Save for those funds with heavy exposure to Internet names, 2013 has not been a great year for China ETFs. To be fair, it has not been a great year for the large-cap funds as the iShares China Large-Cap ETF (NYSEArca: FXI) is off 3.5%.
Treatment of China ETFs has recently improved as FXI has surged 18% over the past three months, but investors may want to consider embracing a China ETF that offers exposure to the familiar themes of increased domestic consumption and a growing number of newly affluent and/or a rising middle class. With a significant chunk of its portfolio allocated to state-run mega-cap banks and energy firms, FXI is not intimately correlated to China’s domestic consumption trends and its growing middle class. [ETFs to Play China’s Domestic Consumption]
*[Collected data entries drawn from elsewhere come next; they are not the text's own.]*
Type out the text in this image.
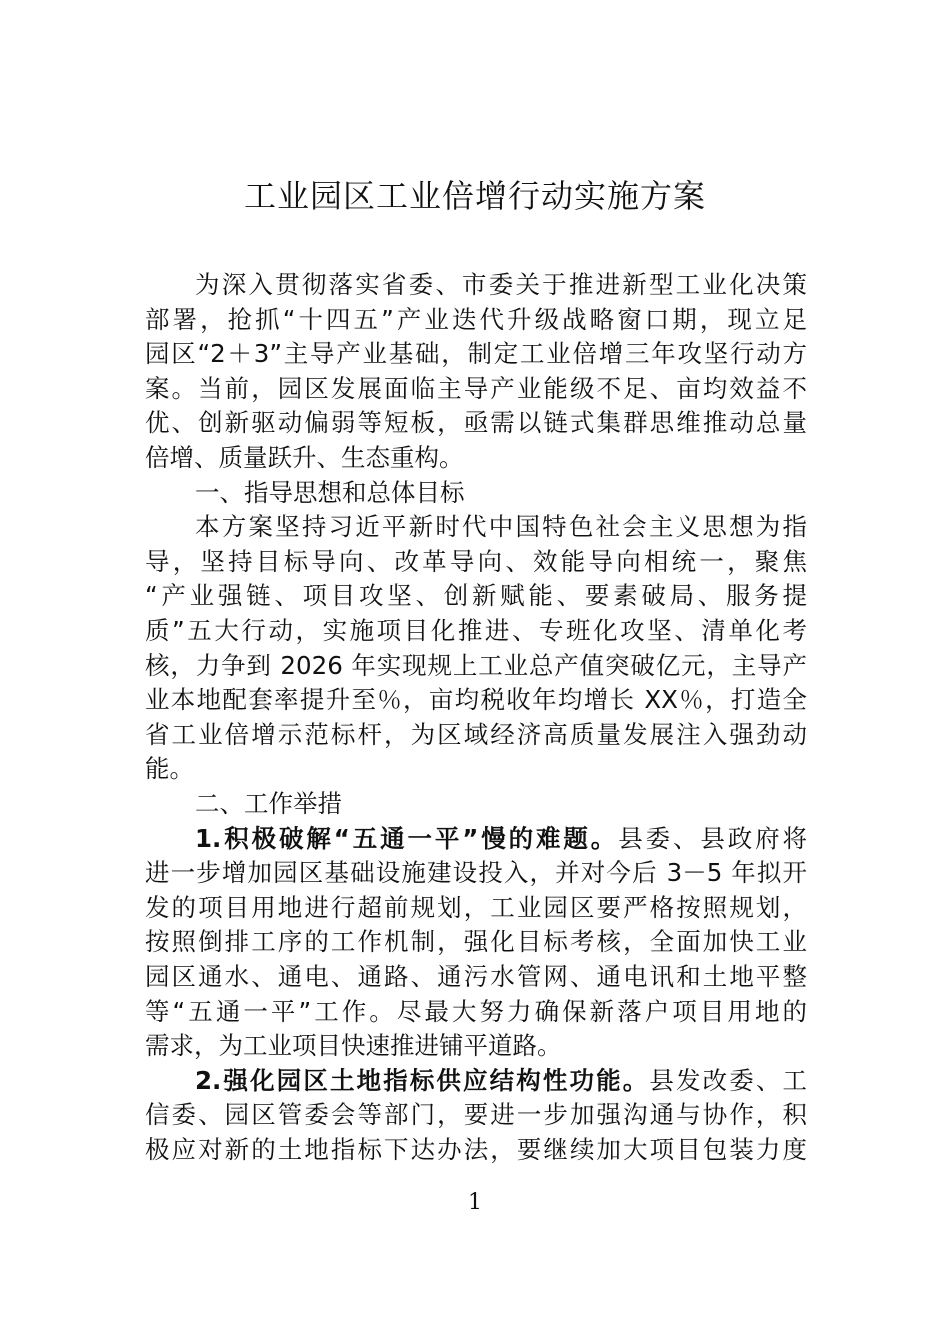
工业园区工业倍增行动实施方案
为深入贯彻落实省委、市委关于推进新型工业化决策
部署，抢抓“十四五”产业迭代升级战略窗口期，现立足
园区“2＋3”主导产业基础，制定工业倍增三年攻坚行动方
案。当前，园区发展面临主导产业能级不足、亩均效益不
优、创新驱动偏弱等短板，亟需以链式集群思维推动总量
倍增、质量跃升、生态重构。
一、指导思想和总体目标
本方案坚持习近平新时代中国特色社会主义思想为指
导，坚持目标导向、改革导向、效能导向相统一，聚焦
“产业强链、项目攻坚、创新赋能、要素破局、服务提
质”五大行动，实施项目化推进、专班化攻坚、清单化考
核，力争到 2026 年实现规上工业总产值突破亿元，主导产
业本地配套率提升至％，亩均税收年均增长 XX％，打造全
省工业倍增示范标杆，为区域经济高质量发展注入强劲动
能。
二、工作举措
1.积极破解“五通一平”慢的难题。县委、县政府将
进一步增加园区基础设施建设投入，并对今后 3－5 年拟开
发的项目用地进行超前规划，工业园区要严格按照规划，
按照倒排工序的工作机制，强化目标考核，全面加快工业
园区通水、通电、通路、通污水管网、通电讯和土地平整
等“五通一平”工作。尽最大努力确保新落户项目用地的
需求，为工业项目快速推进铺平道路。
2.强化园区土地指标供应结构性功能。县发改委、工
信委、园区管委会等部门，要进一步加强沟通与协作，积
极应对新的土地指标下达办法，要继续加大项目包装力度
1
The Guggenheim China Small-Cap ETF (NYSEArca: HAO) is. “HAO has about 27% of its portfolio in consumer stocks (which includes auto manufacturers, retailers, and food and beverage companies),” notes Morningstar ETF Analyst Patricia Oey. HAO’s “19% weighting in industrial firms includes airlines and airport companies, which are expected to benefit from growth trends in travel and tourism. And while HAO does hold government-controlled entities, many of its holdings are privately owned, more entrepreneurial companies.”
HAO’s sector diversity relative to FXI (the former’s weight to financial services is just 14.8% compared to 55.5% for FXI) can make a difference when it comes to returns, particularly over longer time horizons. In the past year, HAO is up nearly 30% compared to 12% for FXI. Over the past two years, HAO has returned 55.5% compared to 35% for FXI. Including this year, HAO has outpaced FXI in four of the past six years. [Bright Spots Among Emerging Markets ETFs]
That does not mean HAO is a perfect ETF. As with any emerging markets ETF, there are risks to consider. “five-year annualized standard deviation of monthly returns (a measure of volatility) was 32.7%, higher than the MSCI China Index’s 27.0% and the MSCI Emerging Markets Index’s 27.5%,” said Oey.